Sunday, May 18, 2014

LOS ANGELES deel 7: varken

Jaren geleden had ik een date met een actrice in Los Angeles, een hele mooie latina, die mij bij mijn tweede bezoek uitnodigde om naar de première van een toneelstuk waarin zijn speelde te komen. Toneel in Los Angeles, dat levert een vreemde bijeenkomst op. Je zit te kijken naar allemaal acteurs die spelen dat ze van toneel houden en in feite wachten tot de juiste filmproducent in de zaal zit. En het leek wel of de schrijver van het stuk daar rekening mee had gehouden want tachtig procent van het stuk bestond uit diverse oorlogs-scènes; veel gevechtsoperaties en beschietingen. Tja, toneel past gewoon niet in los Angeles. Daar is die stad niet op ingericht. 
Een ander fenomeen dat ook tot die categorie behoort is openbaar vervoer. Ik heb één keer, zoals al eerder beschreven, de metro genomen naar een vriendin die in Universal City woonde, vlak bij Hollywood. Die eerste keer was ook meteen de laatste keer. Toen ik tegen mijn vriendin zei dat ik deze keer geen auto had gehuurd omdat ik 'het eens lokaal wilde doen', riep zij verbaast: 'Subway?! That's for poor people, Ingmar!' Wel, ik vertrok van LAX  en zat inderdaad tussen heel veel arme mensen, moest drie keer overstappen, was drie uur onderweg en bij mijn eindpunt, terwijl ik niet vies ben van een wandeling, moest ik toch echt een taxi nemen om überhaupt bij mijn vriendin te komen.
En het derde fenomeen dat eigenlijk niet kan in deze stad is naast de camping de jeugdherberg. Zo'n ding heb je in een charmant buurtje in Parijs, waar backpackers liftend zijn aangekomen en vanuit daar lekker goedkoop de stad gaan verkennen om wat kunst en wat cultuur op te snuiven. Maar voor dat soort romantiek is Los Angeles veel te groot, te duur en ook te stoer. Ik bedoel, welke toerist gaat nou onder de rook van Paramount Studio's in een stapelbed liggen, zonder tram, bus of fiets in de buurt? Een jeugdherberg?! Dit is Los Angeles. Maar goed, ik had er dus wel een gevonden. Vraag alleen niet hoe, want de weg erheen, vanaf LAX, was er eentje geweest van; 'hoe lang kan een mens slaap uitstellen?'
Ik had na het verlaten van het autoverhuurbedrijf door pure vermoeidheid bij de eerste kruising al meteen de verkeerde richting genomen en was daarmee gedoemd een uur lang pogingen te doen om op de 405 te komen. U kent het verhaal. Na veel meanderende opritten en foute buurten was mij dat uiteindelijk gelukt, maar het was wel al avond en pikkedonker toen ik de snelweg opdraaide. 
Ik tuurde op mijn kaart, die ik op de passagiersstoel uitgespreid had, onder de hand verkende ik het dashboard van mijn auto èn hield ik het verkeer in de gaten. Was dit een scene in een film geweest dan was het: camera close-up op mijn gezicht, dreigende muziek en off-screen een harde metalen knal geweest. Maar een ongeluk werd mij bespaard omdat ik in een file terecht kwam en daar ook meteen in bleef tot de afslag Fullerton. De door mij begrote veertig minuten rijden liepen uit op een geduldigheids-exercitie van twee uur. In het verblindende licht van de koplampen om mij heen werd mij vrijwel elke mogelijkheid mijzelf te oriënteren op intuïtie ontnomen en ik gaf ik mij over aan het inzicht dat ik mijn situatie deze avond helemaal niet meer onder controle had.

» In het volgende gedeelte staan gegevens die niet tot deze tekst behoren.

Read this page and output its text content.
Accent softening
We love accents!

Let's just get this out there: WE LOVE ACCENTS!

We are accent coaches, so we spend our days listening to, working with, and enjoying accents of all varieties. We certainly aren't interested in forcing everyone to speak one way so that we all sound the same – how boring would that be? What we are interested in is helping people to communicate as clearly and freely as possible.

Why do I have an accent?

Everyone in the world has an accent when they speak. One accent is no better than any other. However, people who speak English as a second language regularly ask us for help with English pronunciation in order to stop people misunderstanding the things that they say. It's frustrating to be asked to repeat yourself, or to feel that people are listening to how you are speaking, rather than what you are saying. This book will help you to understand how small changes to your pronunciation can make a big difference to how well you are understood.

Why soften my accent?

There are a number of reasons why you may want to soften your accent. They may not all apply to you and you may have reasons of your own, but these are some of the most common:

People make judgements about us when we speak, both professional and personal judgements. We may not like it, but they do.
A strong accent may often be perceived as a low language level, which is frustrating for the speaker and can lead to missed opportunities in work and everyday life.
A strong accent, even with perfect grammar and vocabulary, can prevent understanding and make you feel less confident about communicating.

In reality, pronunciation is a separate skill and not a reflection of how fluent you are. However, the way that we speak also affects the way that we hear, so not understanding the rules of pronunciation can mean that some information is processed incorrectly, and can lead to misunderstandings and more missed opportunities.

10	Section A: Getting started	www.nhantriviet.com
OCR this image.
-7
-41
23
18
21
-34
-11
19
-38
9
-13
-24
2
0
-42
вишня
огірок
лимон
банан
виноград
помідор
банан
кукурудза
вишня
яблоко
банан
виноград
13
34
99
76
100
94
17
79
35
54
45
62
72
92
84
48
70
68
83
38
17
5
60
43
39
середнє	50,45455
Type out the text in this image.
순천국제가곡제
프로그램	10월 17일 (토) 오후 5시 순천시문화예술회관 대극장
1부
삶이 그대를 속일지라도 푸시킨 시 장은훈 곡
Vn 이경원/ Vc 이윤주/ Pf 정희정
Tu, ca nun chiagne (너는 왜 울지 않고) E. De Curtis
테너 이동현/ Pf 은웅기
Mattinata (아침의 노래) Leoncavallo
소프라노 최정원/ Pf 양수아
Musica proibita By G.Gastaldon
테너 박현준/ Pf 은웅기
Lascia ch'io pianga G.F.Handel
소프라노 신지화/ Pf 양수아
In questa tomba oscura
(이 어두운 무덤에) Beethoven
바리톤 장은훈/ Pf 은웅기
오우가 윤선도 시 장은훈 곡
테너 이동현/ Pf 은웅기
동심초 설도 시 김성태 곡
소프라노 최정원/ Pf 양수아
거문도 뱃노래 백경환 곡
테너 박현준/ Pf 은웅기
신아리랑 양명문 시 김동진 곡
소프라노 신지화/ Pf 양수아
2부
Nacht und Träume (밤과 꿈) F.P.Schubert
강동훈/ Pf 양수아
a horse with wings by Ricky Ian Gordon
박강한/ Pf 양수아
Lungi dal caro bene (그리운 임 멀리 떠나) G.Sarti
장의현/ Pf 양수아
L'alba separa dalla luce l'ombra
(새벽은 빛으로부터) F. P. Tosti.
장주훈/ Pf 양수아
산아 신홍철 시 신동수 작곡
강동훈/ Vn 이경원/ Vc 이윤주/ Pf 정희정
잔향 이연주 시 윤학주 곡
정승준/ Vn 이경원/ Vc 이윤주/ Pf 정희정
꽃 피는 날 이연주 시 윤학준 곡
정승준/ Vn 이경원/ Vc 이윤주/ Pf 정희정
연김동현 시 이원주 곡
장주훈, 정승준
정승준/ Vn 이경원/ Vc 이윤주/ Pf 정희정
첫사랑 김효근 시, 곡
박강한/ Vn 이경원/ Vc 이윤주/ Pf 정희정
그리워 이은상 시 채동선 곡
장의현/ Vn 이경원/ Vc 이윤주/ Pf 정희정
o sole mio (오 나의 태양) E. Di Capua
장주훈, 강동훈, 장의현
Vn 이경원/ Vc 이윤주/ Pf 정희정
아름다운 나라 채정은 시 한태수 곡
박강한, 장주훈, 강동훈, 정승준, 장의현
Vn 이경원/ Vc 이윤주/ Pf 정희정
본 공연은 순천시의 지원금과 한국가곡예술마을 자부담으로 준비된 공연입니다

Fullerton is een wat afgelegen stadje in Orange County. Net boven Anaheim wordt het echter wel omringd door wijken met azuur-blauwe namen als La Habra en Yorba Lindra. Geen idee wat het betekent, was het maar een toetje. En omdat het ook een jeugdherberg had, verwachtte ik, toen ik de afslag nam, in zo'n gezellig stadswijkje terecht te komen met een leuke, tweehonderd jaar oude Spaanse molen en een parkje of zo. Lekker knus, beetje geschiedenis, dat werk. Maar tot mijn verbazing kwam ik terecht op een pikdonkere, totaal verlaten, maar super brede vijf-baans straat, die licht glooiend langs hele sjieke golfbanen liep. Where the fuck was ik nou weer terecht gekomen? Zo had ik mij Fullerton niet voorgesteld! Niks geen knus, maar grote, afstandelijke huizen met hard-core jetset-functionaliteit. Opeens zag ik een soort oprit en dacht dat dat het was, het moest per slot hier dichtbij zijn. Maar ik reed al meteen tegen een keurig, romanesk aandoend beveiligingspoortje van een uit het donker opdoemende super sjieke wijk aan. Ik keerde om en vervolgde mijn weg. Een jeugdherberg? Waarom hier? Hoe komen die backpackers überhaupt bij de jeugdherberg, want bussen kun je hier wel vergeten. Zit ik eigenlijk wel goed?!
Maar opeens zag ik tussen de keurige grasperkjes en de sprinklers met diamanten afwerking, een groezelig bordje met een naam die ik herkende. Geloof het of niet, maar midden in deze protserige rijjkelui-buurt, op een kleine heuvel, als die in 'Huis op de prairie', stond daar een oude, wit-houten villa. Ongelofelijk maar waar. Tot op de dag van vandaag weet ik niet waarom in godesnaam daar een jeugdherberg was. Maar ik telde mijn zegeningen. Thank God.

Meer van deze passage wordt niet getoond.